Education chiefs in Bradford still have not agreed a district-wide policy to tackle bullying two years after urgent calls were made to tackle the problem.

A report on anti-bullying, set to be discussed by a Bradford Council committee next Monday, reveals that a "model anti-bullying policy" is not yet available to the district's schools.

That is despite the Council's Young People's Scrutiny Commission identifying bullying and the fear of bullying as its top concerns in 2005 and an anti-bullying co-ordinator, Natalie Wain, being appointed two months ago.

It has also been revealed that there were nearly 300 reports of bullying in the district's schools in 2006/7. That compares with about 400 cases in the previous 12 months.

Head teachers temporarily excluded children 62 times for bullying in the last academic year. There was a single permanent exclusion for bullying, according to official figures disclosed to the Telegraph & Argus.

Bradford Council says it has now developed "a comprehensive definition" of bullying and has produced guidance for schools. An audit of each individual school's bullying policies has also been carried out.
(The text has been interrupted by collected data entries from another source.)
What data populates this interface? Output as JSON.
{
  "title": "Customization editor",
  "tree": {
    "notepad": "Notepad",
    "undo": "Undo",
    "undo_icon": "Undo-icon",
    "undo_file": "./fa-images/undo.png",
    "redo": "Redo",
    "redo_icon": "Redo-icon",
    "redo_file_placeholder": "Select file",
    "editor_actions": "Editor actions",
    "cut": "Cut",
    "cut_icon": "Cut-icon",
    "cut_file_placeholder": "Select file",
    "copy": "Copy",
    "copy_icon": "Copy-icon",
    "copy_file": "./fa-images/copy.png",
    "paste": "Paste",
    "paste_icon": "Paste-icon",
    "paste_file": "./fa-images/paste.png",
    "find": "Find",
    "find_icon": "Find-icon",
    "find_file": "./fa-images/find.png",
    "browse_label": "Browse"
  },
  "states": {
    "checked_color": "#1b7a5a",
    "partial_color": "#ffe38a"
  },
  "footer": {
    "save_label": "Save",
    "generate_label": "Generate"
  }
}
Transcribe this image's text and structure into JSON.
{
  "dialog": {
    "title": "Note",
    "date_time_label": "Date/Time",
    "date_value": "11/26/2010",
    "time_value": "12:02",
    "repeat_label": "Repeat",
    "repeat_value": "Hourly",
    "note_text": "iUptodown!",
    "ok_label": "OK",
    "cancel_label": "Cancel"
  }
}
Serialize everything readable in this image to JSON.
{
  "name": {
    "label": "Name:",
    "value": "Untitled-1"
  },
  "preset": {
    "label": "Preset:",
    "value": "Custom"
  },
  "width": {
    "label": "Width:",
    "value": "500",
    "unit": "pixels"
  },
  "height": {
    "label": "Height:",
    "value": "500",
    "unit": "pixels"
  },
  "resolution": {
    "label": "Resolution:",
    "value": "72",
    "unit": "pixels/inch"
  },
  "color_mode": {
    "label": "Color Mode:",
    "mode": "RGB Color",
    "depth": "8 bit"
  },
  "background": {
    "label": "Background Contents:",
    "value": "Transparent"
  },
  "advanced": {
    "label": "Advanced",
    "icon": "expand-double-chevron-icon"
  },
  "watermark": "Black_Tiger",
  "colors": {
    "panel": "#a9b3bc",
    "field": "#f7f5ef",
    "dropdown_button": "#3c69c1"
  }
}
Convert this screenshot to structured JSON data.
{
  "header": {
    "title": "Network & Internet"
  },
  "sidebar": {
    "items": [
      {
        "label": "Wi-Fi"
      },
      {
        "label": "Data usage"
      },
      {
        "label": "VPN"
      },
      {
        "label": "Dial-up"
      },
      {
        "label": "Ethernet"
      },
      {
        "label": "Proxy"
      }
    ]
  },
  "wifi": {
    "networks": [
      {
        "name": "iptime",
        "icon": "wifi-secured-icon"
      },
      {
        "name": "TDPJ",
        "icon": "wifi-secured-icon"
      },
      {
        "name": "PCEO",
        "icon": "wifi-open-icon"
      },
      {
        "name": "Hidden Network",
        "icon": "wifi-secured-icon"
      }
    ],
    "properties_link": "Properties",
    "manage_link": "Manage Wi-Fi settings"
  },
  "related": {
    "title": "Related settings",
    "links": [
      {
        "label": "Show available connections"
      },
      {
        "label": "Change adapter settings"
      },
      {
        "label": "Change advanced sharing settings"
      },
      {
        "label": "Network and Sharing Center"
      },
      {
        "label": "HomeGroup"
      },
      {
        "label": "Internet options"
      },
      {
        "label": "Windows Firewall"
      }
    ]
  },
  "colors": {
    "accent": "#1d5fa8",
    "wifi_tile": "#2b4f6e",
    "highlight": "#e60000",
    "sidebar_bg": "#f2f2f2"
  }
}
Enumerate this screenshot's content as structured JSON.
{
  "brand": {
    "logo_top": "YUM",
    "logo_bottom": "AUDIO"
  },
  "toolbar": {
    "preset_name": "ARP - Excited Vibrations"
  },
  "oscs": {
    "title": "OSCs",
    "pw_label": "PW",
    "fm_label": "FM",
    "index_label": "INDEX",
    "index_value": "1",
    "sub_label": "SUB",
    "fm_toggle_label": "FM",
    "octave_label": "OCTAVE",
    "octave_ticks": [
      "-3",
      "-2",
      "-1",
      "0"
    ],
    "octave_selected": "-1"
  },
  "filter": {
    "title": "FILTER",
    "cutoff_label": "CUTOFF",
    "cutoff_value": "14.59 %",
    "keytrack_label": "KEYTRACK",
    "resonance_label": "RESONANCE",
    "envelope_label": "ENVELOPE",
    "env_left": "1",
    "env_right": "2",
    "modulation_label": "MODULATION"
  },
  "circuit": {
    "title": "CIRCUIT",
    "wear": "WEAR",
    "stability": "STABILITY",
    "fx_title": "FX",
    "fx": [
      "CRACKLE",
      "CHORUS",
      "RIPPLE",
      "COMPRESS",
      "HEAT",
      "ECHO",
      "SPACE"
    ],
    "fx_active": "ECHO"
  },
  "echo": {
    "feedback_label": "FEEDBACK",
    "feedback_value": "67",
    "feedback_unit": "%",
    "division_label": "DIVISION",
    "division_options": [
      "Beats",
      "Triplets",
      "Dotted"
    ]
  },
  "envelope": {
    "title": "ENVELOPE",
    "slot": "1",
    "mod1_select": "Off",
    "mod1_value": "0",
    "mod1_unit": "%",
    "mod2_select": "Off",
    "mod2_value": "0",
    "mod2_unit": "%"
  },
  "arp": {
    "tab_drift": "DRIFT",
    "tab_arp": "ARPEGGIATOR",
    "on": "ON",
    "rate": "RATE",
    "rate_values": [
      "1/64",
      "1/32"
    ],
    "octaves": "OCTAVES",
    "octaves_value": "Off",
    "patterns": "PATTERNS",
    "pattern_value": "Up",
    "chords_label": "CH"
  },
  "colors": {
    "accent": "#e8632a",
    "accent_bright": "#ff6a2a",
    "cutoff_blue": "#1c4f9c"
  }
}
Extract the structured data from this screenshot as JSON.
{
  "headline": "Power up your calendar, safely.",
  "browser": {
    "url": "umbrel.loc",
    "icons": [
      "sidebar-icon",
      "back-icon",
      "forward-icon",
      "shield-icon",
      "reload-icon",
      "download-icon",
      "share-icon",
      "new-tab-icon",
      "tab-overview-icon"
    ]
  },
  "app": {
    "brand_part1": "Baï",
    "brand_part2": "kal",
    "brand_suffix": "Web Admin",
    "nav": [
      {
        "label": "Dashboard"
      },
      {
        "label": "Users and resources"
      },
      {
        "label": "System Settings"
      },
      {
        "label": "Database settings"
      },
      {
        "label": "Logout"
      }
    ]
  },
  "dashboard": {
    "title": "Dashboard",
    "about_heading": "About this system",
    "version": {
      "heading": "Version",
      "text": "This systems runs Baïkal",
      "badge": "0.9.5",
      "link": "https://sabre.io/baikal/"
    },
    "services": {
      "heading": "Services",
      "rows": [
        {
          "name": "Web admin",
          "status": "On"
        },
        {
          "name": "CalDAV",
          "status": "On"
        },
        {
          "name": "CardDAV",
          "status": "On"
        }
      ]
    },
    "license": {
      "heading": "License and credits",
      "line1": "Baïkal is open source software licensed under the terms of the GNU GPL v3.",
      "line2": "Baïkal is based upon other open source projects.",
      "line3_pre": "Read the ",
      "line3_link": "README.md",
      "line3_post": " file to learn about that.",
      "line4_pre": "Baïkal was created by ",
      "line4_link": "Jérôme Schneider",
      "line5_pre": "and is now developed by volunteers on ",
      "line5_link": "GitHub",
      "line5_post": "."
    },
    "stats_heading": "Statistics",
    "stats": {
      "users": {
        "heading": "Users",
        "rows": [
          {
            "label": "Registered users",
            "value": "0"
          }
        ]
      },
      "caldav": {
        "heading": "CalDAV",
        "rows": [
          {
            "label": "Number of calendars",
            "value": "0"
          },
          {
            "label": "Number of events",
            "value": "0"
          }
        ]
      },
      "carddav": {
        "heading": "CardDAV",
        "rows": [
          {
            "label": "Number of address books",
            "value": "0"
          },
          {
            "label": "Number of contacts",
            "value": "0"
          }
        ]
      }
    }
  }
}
The Council's Young People and Education Improvement Committee chairman, Councillor Andrew Thornton, said: "Schools are required to have an anti-bullying policy by law but what the young people were saying was, let's stop schools re-inventing the wheel - give them a model policy which they can adapt to their own needs.

"At the time, the Council didn't take these things as seriously. Given that these issues were raised by the young people themselves, we need to check what progress has been made to tackle bullying and the fear of bullying.

"The committee will hear the report from the officer in charge and we will be asking various questions about what has been done and why things seem to have taken so long."